Ia menekankan bahwa solusi dari masalah tersebut adalah audit independen yang menjadi keharusan. Pada titik ini, perdebatan bukan lagi hanya tentang angka, tetapi lebih pada kepercayaan, fondasi utama yang menjaga hubungan antara negara dan rakyatnya.

"Sebuah penjelasan teknis atau klarifikasi dari BPS tidak lagi cukup untuk memulihkan kepercayaan yang telah hilang. Satu-satunya cara yang dapat dipercaya untuk keluar dari labirin ketidakpercayaan ini adalah melalui audit metodologi yang menyeluruh dan independen terhadap BPS," tegasnya.

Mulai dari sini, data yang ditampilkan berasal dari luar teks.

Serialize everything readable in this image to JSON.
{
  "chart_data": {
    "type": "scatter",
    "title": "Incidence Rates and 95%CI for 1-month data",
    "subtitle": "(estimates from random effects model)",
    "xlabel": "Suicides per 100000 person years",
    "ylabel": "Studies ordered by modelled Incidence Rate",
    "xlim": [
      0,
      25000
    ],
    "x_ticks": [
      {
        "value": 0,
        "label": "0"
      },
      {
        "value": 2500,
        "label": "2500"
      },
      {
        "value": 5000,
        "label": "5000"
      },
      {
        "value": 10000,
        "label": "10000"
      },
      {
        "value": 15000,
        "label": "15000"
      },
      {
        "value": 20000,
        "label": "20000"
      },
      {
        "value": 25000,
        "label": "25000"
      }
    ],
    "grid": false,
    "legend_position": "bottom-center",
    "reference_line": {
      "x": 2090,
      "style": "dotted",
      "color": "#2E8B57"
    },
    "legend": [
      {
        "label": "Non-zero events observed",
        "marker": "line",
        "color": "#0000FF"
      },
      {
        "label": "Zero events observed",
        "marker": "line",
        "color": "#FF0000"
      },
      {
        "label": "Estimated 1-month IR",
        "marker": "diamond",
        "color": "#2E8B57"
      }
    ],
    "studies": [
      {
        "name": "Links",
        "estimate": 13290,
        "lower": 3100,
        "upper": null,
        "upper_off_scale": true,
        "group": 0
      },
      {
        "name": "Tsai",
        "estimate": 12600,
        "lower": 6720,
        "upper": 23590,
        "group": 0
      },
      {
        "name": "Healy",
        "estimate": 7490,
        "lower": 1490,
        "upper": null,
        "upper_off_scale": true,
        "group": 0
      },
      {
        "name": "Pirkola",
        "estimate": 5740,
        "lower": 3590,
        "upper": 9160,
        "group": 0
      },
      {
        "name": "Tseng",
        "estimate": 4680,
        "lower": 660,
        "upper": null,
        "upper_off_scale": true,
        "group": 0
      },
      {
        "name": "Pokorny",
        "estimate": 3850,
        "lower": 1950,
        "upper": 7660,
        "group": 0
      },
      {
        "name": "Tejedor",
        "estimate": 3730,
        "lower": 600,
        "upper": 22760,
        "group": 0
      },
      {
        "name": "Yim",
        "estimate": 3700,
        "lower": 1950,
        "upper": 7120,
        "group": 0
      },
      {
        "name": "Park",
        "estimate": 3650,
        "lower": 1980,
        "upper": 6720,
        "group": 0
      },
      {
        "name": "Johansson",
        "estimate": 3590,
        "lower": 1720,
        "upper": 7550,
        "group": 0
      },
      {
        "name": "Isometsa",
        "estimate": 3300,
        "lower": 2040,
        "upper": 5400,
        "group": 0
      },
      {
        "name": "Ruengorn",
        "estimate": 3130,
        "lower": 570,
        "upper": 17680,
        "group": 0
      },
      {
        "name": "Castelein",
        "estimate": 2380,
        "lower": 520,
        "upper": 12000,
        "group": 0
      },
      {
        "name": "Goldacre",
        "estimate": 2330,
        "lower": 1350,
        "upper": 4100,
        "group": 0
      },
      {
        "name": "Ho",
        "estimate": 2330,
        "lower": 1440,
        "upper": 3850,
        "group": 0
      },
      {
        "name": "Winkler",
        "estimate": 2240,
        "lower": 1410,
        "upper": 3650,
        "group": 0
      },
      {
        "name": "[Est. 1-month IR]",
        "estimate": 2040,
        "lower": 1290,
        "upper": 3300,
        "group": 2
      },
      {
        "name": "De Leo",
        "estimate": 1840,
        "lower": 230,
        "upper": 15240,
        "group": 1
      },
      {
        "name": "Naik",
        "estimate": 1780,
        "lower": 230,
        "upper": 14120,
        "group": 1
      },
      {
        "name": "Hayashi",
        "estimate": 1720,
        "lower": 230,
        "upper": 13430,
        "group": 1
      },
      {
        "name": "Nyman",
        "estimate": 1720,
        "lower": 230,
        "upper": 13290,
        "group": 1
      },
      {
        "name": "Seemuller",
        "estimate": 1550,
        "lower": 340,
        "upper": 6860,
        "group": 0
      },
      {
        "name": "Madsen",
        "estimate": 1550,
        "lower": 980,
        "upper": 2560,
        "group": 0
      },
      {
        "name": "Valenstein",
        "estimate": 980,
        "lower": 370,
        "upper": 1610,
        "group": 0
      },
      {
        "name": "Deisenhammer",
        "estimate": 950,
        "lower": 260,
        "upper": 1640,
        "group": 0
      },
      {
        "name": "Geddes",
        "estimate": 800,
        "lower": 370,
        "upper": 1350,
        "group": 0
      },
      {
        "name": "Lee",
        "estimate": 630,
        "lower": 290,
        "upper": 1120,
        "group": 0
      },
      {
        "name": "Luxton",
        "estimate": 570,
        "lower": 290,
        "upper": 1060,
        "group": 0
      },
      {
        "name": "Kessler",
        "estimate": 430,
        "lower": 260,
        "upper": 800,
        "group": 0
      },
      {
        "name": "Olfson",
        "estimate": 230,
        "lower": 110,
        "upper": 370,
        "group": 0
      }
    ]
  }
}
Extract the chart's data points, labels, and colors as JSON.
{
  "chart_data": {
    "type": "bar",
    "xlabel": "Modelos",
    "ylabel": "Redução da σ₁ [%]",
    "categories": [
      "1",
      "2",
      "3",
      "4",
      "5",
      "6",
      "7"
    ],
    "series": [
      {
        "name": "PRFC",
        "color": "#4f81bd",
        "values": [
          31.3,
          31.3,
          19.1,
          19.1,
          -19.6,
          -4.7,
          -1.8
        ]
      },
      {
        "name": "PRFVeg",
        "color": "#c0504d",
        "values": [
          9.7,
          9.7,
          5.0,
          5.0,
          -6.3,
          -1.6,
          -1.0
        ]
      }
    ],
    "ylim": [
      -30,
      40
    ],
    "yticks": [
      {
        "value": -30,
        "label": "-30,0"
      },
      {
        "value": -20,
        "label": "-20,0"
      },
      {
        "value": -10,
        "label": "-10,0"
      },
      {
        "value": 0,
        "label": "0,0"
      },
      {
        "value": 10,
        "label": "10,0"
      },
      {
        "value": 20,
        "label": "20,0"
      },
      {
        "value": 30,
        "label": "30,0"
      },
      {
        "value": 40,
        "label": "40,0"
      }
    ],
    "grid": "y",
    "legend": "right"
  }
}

Audit harus dilakukan oleh tim yang tidak memiliki konflik kepentingan. Tim ini terdiri dari para ahli statistik ternama dari universitas dalam dan luar negeri, ekonom independen, praktisi data, serta auditor dari lembaga statistik internasional seperti Divisi Statistik PBB atau mitra pembangunan lainnya.

Tim audit perlu diberikan akses penuh agar dapat memeriksa seluruh aspek proses kerja BPS. Mulai dari pengembangan kuesioner, metode pengambilan sampel, pelaksanaan survei lapangan, teknik pengisian data yang hilang, sistem penimbangan, hingga proses penggabungan data menjadi angka PDB akhir.

Selain itu, audit juga perlu memeriksa struktur tata kelola serta sistem perlindungan institusi yang menjamin kemandirian BPS dari pengaruh politik.

"Hasil audit ini perlu diumumkan sepenuhnya kepada masyarakat. Bila ditemukan kelemahan, maka harus tersedia peta jalan perbaikan yang jelas. Bila terdapat campur tangan, maka harus ada pertanggungjawaban. Dengan demikian, angka 5,12 persen ini, meskipun terdengar aneh, bisa menjadi kesempatan berharga," ujarnya.

Mengembalikan kepercayaan terhadap data dianggap sebagai langkah pertama dan paling penting dalam membangun kembali keyakinan terhadap masa depan ekonomi Indonesia.